John met Odin when he spent two months in Kassese, Uganda, accompanying a documentary filmmaker friend. The small town’s orphanage housed 50 children and one
caretaker. Odin, then three, had malaria. He wasn’t HIV positive – although even if he had been, John says he would have been undeterred, because he felt such a strong pull to the child. ‘I felt he was my son,’ he says. ‘I just fell for him right away.’ Initially his adoption attempt failed, as Uganda has a threeyear residency requirement. But after multiple setbacks, John eventually broke through Uganda’s red tape. He passed FBI checks and completed the required home study course, and after nine months he finally got to take his son home. Jaason and John are sharing their story in the hope that more people will be inspired to adopt from sub-Saharan Africa, where there are 34 million orphans.

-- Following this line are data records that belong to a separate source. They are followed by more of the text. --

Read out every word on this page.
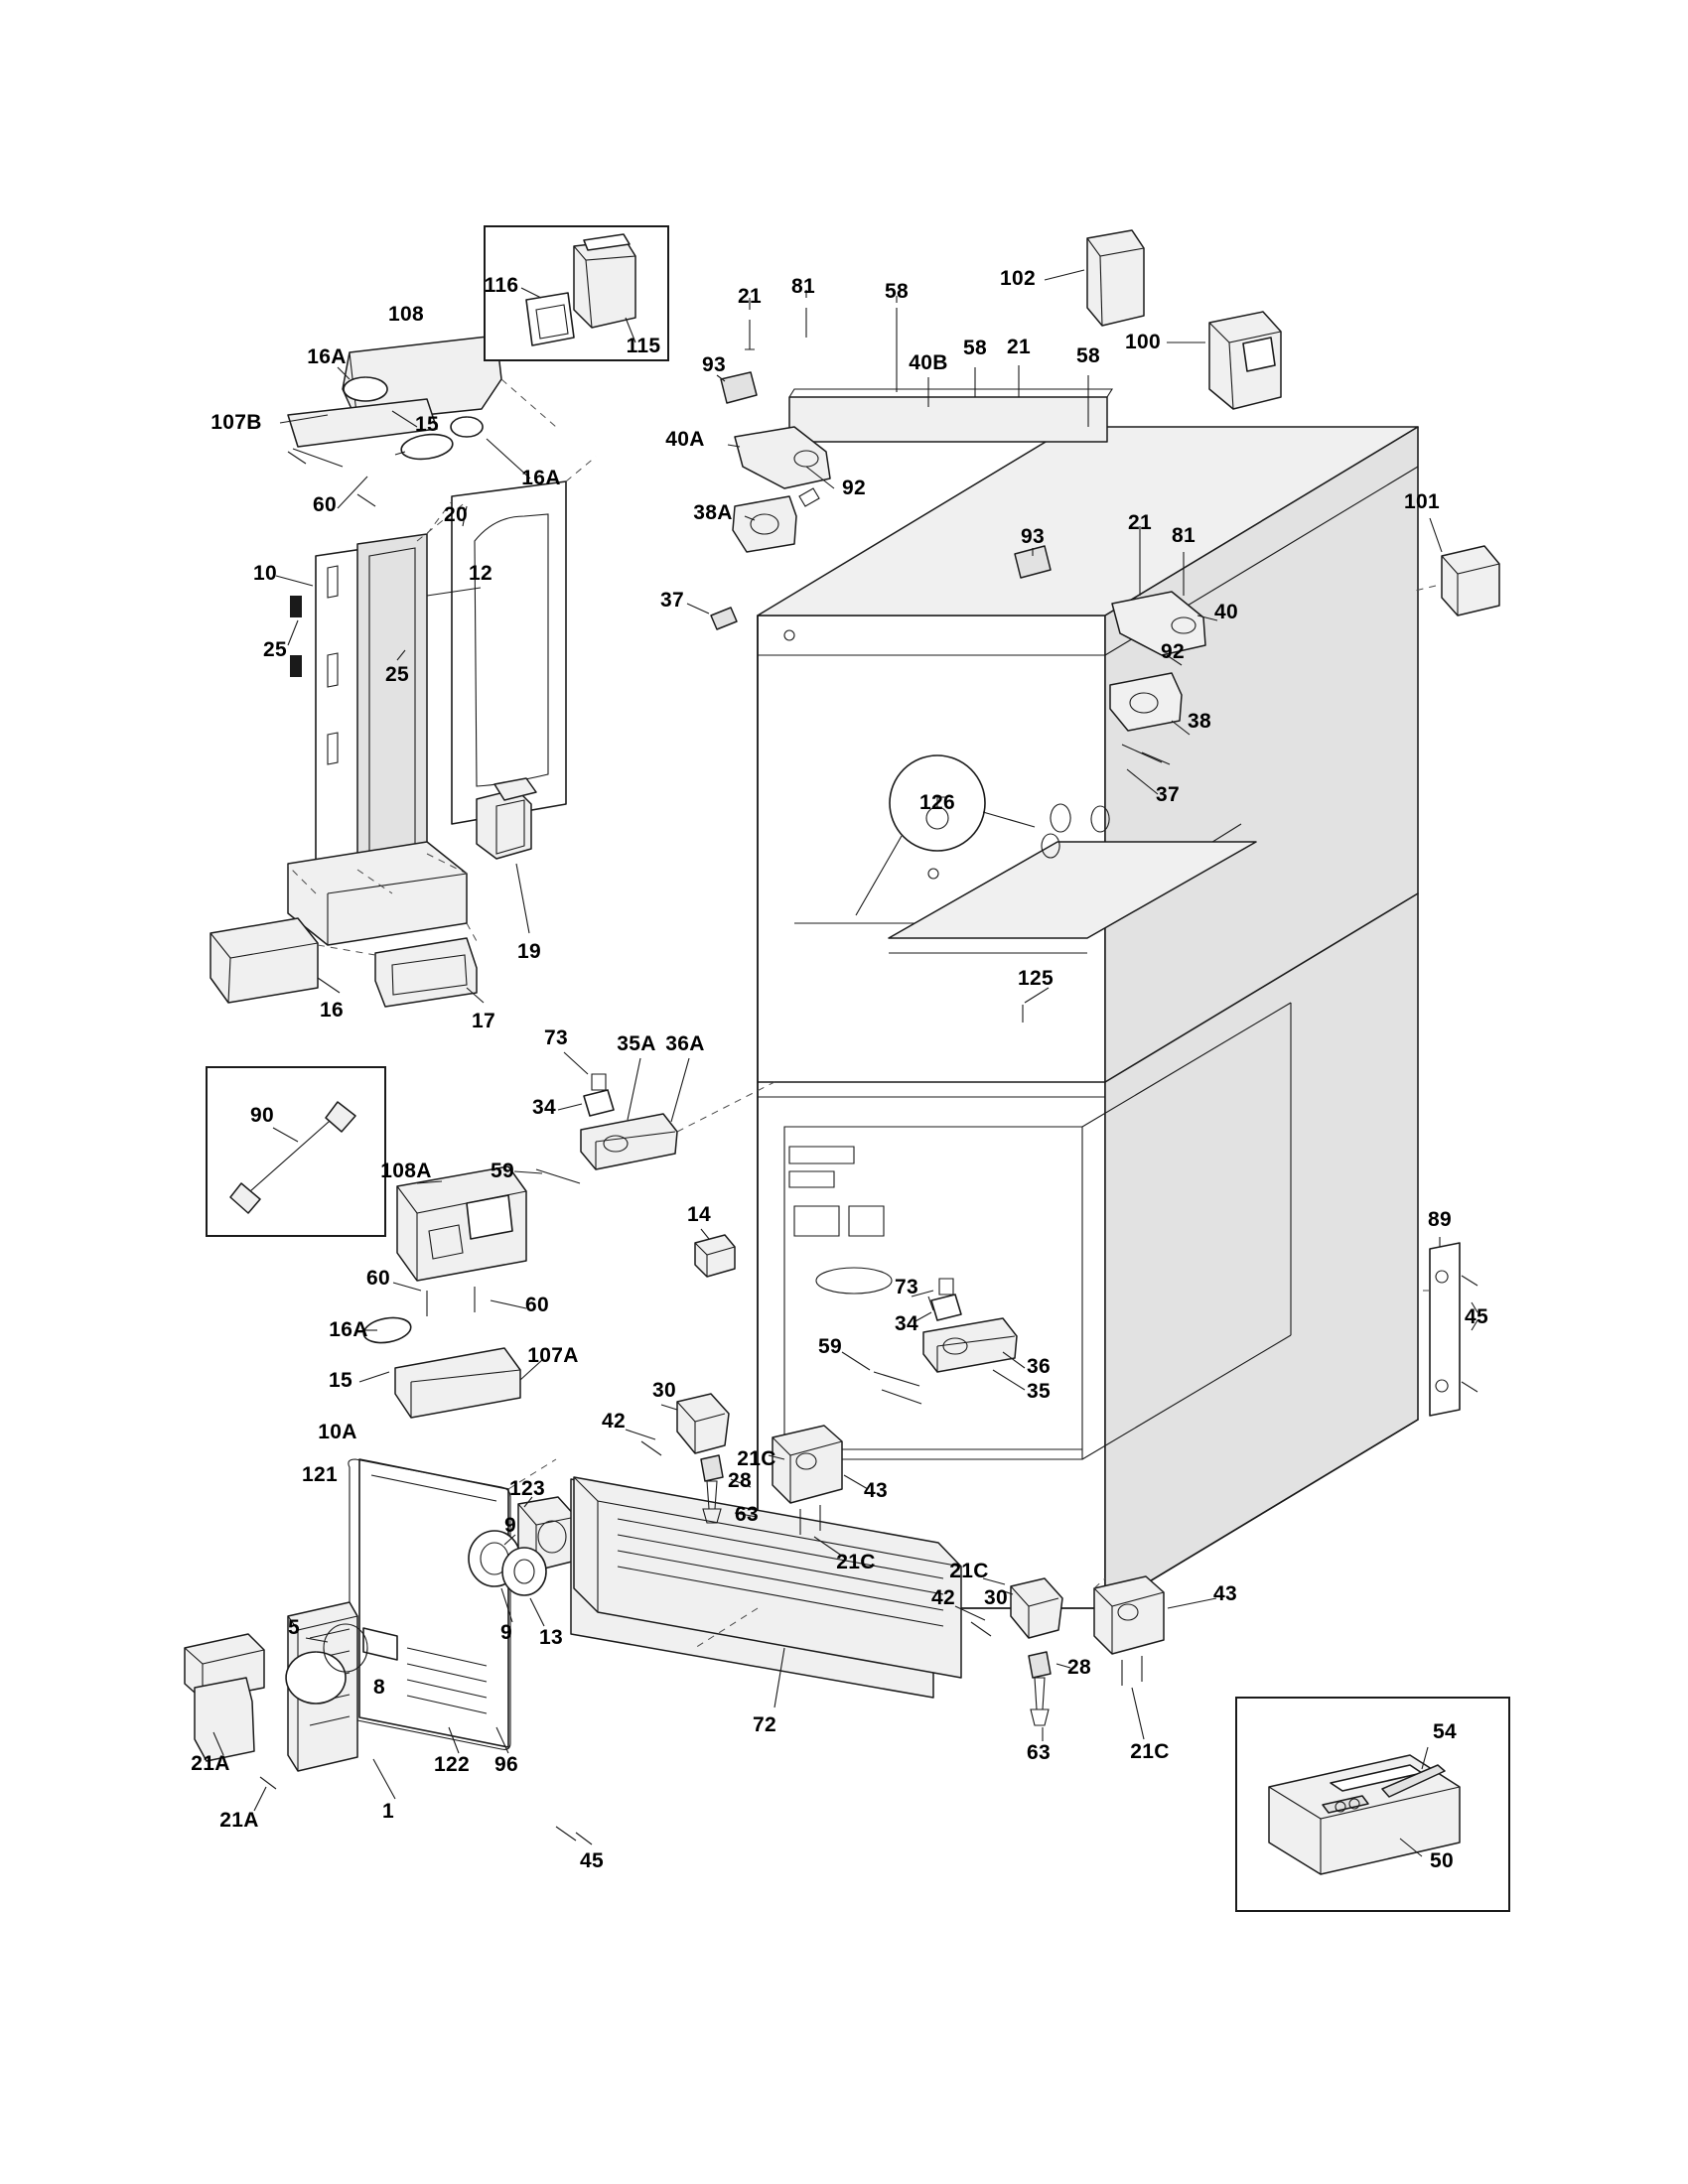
116
115
108
16A
107B	15
16A
60	20
10	12
25
25
19
16	17
21 81	58
93	40B
58 21 58
102
100
101
40A
92
38A
93
21
81
40
92
38
37
37
126
125
73 35A 36A
34
59
90
108A
60
60
16A
15
107A
14
73
34
59
36
35
30
42
21C
28
63
43
21C
10A
121
123
9
9 13
5
8
21A
21A	1
122 96
45
72
21C
42 30	43
28
63	21C
89
45
54
50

Jaason, how did you meet John?
JS: A friend texted me saying: ‘I’ve met your soulmate!’ I knew she wouldn’t say that lightly, she knows I’m a very spiritual person and don’t have time to muck around, and I’ve never been into dating. We met at a coffee shop, and the minute John turned around, you know they say you hear love poems and music playing? I’d never really felt that, but I finally understand it now, at 37! John told me he went to church on Sundays and had a son. I was like: ‘That’s cool!’ For him to adopt Odin, I knew he was a man of integrity. And he was an actor. We’d both struggled and gone through the same things.

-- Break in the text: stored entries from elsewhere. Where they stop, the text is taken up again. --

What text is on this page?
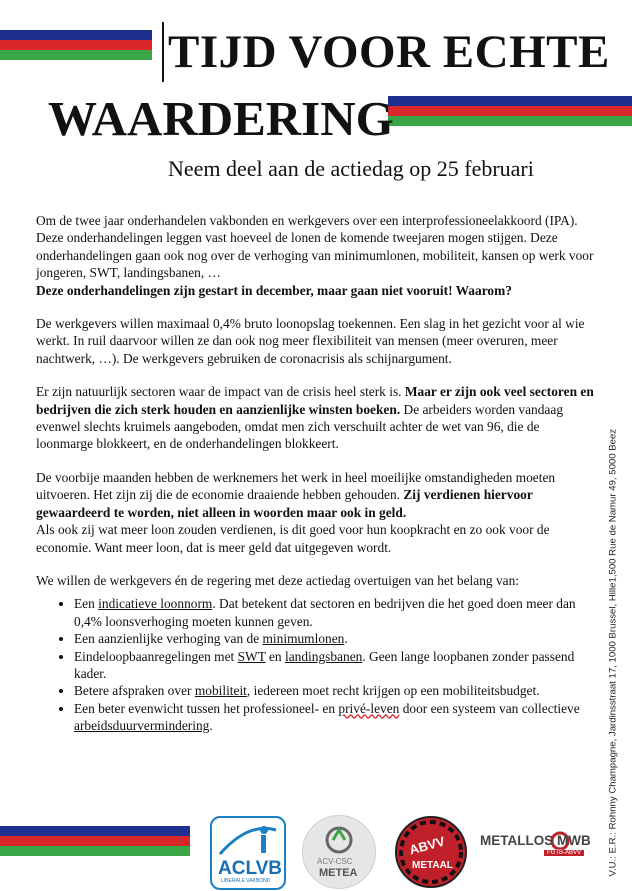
TIJD VOOR ECHTE
WAARDERING
Neem deel aan de actiedag op 25 februari

Om de twee jaar onderhandelen vakbonden en werkgevers over een interprofessioneelakkoord (IPA). Deze onderhandelingen leggen vast hoeveel de lonen de komende tweejaren mogen stijgen. Deze onderhandelingen gaan ook nog over de verhoging van minimumlonen, mobiliteit, kansen op werk voor jongeren, SWT, landingsbanen, …
Deze onderhandelingen zijn gestart in december, maar gaan niet vooruit! Waarom?

De werkgevers willen maximaal 0,4% bruto loonopslag toekennen. Een slag in het gezicht voor al wie werkt. In ruil daarvoor willen ze dan ook nog meer flexibiliteit van mensen (meer overuren, meer nachtwerk, …). De werkgevers gebruiken de coronacrisis als schijnargument.

Er zijn natuurlijk sectoren waar de impact van de crisis heel sterk is. Maar er zijn ook veel sectoren en bedrijven die zich sterk houden en aanzienlijke winsten boeken. De arbeiders worden vandaag evenwel slechts kruimels aangeboden, omdat men zich verschuilt achter de wet van 96, die de loonmarge blokkeert, en de onderhandelingen blokkeert.

De voorbije maanden hebben de werknemers het werk in heel moeilijke omstandigheden moeten uitvoeren. Het zijn zij die de economie draaiende hebben gehouden. Zij verdienen hiervoor gewaardeerd te worden, niet alleen in woorden maar ook in geld.
Als ook zij wat meer loon zouden verdienen, is dit goed voor hun koopkracht en zo ook voor de economie. Want meer loon, dat is meer geld dat uitgegeven wordt.

We willen de werkgevers én de regering met deze actiedag overtuigen van het belang van:

• Een indicatieve loonnorm. Dat betekent dat sectoren en bedrijven die het goed doen meer dan 0,4% loonsverhoging moeten kunnen geven.
• Een aanzienlijke verhoging van de minimumlonen.
• Eindeloopbaanregelingen met SWT en landingsbanen. Geen lange loopbanen zonder passend kader.
• Betere afspraken over mobiliteit, iedereen moet recht krijgen op een mobiliteitsbudget.
• Een beter evenwicht tussen het professioneel- en privé-leven door een systeem van collectieve arbeidsduurvermindering.	V.U.: E.R.: Rohnny Champagne, Jardinsstraat 17, 1000 Brussel, Hille1,500 Rue de Namur 49, 5000 Beez
ACLVB
LIBERALE VAKBOND
ACV-CSC
METEA
ABVV
METAAL
METALLOS MWB
FGTB-ABVV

What happened after that first blind date?
JS: We haven’t been apart since, and we haven’t stopped talking since. People said: ‘Isn’t it too quick?’ Fair enough if you’re in your 20s. But it’s different when you’re 37 and you’ve gone through the mill and been kicked around and learnt stuff. If you both want the same thing and are on the same journey, and you’re together until you pass, then what’s too fast? If you know, you know. Gay marriage isn’t legal in California, where you live.

Why do you want to marry?
JS: We’re doing it for our family and for my soon-to-be son. Although you don’t want to typecast yourself, you have to take responsibility and ownership and move humanity forward out of bigotry. Our son needs to see we can stand in front of family and loved ones who are going to support our union through the good times and bad.

Does Odin know other kids with gay parents?
JO’C: We take him to a monthly gay parent event, and I have gay friends with children, so we all hang out. Part of coming out is my belief that the more I’m proud of myself, the more he’ll grow up proud of himself, and not in any way ashamed or hurt by homophobia.

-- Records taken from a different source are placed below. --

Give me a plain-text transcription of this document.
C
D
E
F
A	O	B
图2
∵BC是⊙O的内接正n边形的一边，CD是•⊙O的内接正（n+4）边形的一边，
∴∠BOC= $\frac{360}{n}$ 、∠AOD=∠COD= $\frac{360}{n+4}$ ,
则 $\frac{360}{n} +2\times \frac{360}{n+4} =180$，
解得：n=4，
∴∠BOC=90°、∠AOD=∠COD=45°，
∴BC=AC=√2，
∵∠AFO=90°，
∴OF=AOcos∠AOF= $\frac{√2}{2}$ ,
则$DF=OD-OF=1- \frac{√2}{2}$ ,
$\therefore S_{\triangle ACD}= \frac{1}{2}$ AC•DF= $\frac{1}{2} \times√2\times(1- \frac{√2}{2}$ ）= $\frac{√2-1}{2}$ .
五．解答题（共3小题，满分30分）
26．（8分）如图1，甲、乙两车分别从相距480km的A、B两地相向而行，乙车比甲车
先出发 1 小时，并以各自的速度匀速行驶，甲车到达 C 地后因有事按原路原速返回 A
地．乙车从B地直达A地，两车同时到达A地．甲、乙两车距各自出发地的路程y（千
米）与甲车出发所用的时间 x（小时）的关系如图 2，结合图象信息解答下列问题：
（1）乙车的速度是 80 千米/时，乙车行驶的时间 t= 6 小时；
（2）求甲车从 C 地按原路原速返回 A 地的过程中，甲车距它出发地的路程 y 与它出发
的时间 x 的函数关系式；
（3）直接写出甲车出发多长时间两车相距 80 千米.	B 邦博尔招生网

How has being a parent changed you?
JO’C: I became a man with adopting him. I was a kid, a free boy, flying to New York and Paris, going to lots of parties, and suddenly I had to stop. It was hard, but it was amazing to grow up and understand that responsibility and have someone depend on you. To love someone, and experience unconditional love.

Why did you adopt?
JO’C: People say: ‘Who’s his real father?’ I am. Birth parents are a little overrated. The father lived alone in a mud hut; lot of alcohol, he could barely look after himself. He didn’t visit Odin. But he was a lovely man. He said: ‘I give you my son! He’s a child of the nation!’ and was so excited he had a chance to go to America. We both cried. If I’d left Odin, I’d have regretted it the rest of my life. The first time he had a hot shower was amazing. To see the fear in his face, then the joy. Seeing him discover things is incredible. The sweetness of jam. He loves chips and spaghetti. He came to me with nothing, just a bunch of rags.

How long did it take to get him to the US?
JO’C: Literally nine months. I felt like I was pregnant. I even had cravings for weird food. I was on an emotional rollercoaster.